Even if Templeton had alleged an independent legal standard under which Kai Shuai’s actions could be deemed wrongful, summary judgment would still not be appropriate on this claim. As discussed above, Kai Shuai has presented testimony that it had been told TruAudio was seeking a new vendor prior to disclosing the price list. This testimony is corroborated by the testimony of Mr. Davies. Although Templeton disputes this evidence, this still creates a material issue of fact regarding the fourth and fifth elements of the California test. Therefore, the Court will deny Templeton’s Motion for Summary Judgment on this claim.

2. TruAudio’s Claim Against Temple-ton

Templeton and TruAudio analyze TruAudio’s claim for intentional interference with economic relations under both Utah and California law, without briefing the Court on which law should apply. “When faced with a choice of law question, Utah courts first consider whether the laws of another jurisdiction and local law would reach a different result.” Both Utah and California require a plaintiff to show that the intentional acts of the defendant were either wrongful or improper. TruAudio has failed to provide sufficient evidence to meet either standard.

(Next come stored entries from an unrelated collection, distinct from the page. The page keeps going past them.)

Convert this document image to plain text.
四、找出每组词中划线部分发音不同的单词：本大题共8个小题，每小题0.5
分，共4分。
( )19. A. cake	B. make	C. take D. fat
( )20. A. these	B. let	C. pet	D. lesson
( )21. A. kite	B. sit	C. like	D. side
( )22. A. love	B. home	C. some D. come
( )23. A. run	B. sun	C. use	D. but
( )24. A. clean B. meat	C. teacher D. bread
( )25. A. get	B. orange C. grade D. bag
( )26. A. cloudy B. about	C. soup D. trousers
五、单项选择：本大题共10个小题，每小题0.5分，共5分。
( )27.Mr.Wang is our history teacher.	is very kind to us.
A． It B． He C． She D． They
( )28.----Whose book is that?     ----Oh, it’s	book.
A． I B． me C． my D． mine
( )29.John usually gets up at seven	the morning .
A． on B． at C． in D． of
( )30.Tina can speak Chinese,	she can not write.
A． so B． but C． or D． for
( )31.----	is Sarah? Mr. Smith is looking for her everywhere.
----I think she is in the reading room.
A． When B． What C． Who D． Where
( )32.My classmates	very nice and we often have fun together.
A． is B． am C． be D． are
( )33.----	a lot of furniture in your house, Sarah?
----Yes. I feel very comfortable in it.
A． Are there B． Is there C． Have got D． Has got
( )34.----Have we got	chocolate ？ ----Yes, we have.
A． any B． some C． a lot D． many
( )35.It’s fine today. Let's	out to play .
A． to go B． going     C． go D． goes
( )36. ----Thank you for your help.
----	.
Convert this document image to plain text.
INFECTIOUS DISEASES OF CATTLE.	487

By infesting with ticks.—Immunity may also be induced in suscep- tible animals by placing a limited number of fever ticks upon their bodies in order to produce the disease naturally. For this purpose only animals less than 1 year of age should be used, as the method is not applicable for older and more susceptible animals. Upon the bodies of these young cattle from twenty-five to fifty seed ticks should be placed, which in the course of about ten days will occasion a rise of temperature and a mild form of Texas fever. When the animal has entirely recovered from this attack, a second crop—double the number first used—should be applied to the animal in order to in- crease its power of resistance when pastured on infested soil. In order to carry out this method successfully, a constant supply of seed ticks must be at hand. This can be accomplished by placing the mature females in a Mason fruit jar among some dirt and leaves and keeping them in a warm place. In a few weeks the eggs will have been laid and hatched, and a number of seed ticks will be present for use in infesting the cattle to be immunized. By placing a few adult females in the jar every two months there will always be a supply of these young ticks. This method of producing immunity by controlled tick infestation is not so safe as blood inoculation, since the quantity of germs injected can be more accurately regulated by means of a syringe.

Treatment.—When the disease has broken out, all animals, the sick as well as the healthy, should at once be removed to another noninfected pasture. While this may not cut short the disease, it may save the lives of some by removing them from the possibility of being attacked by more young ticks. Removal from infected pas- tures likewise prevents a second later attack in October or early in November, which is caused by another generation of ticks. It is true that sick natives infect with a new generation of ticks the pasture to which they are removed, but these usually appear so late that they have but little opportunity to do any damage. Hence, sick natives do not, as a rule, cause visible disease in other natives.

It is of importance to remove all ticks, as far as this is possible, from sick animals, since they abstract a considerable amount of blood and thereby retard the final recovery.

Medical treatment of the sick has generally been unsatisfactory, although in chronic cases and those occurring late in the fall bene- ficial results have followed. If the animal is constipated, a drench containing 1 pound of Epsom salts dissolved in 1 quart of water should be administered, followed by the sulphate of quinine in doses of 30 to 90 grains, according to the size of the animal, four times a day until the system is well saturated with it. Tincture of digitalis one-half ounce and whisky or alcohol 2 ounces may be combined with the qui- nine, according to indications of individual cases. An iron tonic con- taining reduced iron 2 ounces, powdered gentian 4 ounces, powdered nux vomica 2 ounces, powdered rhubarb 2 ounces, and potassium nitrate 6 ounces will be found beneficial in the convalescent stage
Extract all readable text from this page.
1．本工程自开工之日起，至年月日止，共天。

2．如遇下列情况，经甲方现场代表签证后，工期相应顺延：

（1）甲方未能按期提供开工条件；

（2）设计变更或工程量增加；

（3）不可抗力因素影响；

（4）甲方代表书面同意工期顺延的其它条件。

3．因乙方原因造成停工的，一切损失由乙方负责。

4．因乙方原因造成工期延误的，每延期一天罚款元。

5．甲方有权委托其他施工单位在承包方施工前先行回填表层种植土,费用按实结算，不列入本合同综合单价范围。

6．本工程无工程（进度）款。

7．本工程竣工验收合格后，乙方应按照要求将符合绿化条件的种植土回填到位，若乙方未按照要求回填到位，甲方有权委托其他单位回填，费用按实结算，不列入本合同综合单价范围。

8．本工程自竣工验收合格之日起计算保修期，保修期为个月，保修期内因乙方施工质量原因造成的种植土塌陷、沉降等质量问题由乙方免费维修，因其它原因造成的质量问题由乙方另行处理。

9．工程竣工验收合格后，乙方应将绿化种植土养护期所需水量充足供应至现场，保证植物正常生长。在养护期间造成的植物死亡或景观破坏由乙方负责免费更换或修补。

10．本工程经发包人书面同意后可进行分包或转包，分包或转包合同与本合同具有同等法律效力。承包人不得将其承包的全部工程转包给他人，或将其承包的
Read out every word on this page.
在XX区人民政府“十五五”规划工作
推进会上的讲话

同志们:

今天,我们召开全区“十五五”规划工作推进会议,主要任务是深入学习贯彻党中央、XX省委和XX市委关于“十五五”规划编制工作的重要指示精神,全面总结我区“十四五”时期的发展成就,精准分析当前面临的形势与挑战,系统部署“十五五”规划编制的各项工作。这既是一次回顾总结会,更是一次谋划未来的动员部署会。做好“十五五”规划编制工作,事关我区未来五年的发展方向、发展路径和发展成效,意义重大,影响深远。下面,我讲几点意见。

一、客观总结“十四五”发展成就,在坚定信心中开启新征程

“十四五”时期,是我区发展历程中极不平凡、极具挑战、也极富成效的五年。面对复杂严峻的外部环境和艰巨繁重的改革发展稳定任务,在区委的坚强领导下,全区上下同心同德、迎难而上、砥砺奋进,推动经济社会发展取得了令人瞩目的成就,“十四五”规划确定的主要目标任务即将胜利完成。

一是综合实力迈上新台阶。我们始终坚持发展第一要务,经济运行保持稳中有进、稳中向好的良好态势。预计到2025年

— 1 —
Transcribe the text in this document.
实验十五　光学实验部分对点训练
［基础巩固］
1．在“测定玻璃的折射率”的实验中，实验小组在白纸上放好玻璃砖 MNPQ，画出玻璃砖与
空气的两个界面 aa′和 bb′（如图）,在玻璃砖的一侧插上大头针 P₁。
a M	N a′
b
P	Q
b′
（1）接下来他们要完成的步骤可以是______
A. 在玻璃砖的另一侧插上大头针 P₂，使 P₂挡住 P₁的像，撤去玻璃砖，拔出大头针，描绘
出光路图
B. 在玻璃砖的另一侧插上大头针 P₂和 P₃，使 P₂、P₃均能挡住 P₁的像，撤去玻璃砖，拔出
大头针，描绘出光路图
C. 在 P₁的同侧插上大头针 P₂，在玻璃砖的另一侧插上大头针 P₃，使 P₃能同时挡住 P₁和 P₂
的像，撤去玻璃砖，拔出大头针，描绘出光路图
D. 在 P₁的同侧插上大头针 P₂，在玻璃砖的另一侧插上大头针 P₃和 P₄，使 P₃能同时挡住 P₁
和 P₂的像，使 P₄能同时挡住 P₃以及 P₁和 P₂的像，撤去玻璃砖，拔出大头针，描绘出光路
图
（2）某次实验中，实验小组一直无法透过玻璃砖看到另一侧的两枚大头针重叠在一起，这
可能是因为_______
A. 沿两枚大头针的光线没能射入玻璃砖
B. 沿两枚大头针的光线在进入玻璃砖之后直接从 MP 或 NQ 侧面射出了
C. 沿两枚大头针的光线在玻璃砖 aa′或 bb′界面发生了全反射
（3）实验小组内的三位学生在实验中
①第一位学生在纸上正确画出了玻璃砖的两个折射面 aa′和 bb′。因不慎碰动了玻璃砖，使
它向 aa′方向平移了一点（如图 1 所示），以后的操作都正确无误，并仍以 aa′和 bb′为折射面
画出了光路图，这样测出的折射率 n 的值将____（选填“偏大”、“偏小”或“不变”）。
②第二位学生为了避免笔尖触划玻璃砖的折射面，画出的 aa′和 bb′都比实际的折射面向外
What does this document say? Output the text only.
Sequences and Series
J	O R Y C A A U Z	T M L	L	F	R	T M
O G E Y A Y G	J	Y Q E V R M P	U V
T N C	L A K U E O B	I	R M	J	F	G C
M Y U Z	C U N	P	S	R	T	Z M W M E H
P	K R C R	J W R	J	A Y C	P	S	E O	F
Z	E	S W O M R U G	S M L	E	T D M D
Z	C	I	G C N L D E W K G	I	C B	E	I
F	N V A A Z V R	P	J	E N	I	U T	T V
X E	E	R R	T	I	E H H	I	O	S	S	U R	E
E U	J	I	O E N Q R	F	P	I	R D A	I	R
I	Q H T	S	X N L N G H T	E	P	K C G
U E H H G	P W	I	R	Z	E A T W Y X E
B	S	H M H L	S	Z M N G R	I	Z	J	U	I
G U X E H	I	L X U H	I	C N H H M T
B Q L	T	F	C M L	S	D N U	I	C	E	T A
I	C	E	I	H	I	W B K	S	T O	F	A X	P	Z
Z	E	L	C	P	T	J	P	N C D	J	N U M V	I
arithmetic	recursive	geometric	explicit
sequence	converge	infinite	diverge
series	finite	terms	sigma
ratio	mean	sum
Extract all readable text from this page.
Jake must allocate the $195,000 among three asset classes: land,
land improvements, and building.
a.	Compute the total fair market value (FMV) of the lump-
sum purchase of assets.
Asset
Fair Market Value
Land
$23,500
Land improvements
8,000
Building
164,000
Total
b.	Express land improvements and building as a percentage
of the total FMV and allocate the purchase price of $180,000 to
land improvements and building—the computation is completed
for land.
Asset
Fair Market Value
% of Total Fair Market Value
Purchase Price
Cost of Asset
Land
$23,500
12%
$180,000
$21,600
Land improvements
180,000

Under Utah law, TruAudio must provide evidence that Templeton’s alleged intentional interference was “for an improper purpose or by improper means.” “The alternative of improper purpose will be satisfied where it can be shown that the actor’s predominant purpose was to injure the plaintiff.” “The alternative requirement of improper means is satisfied where the means used to interfere with a party’s economic relations are contrary to law, such as violations of statutes, regulations, or recognized common-law rules.” “Improper means include ... deceit or misrepresentation, ... defamation, or disparaging falsehood.”

Similarly, as discussed earlier, under California law “[t]he tort of intentional interference with prospective economic advantage is not intended to punish individuals or commercial entities for their choice of commercial relationships or their pursuit of commercial objectives, unless their interference amounts to independently actionable conduct.”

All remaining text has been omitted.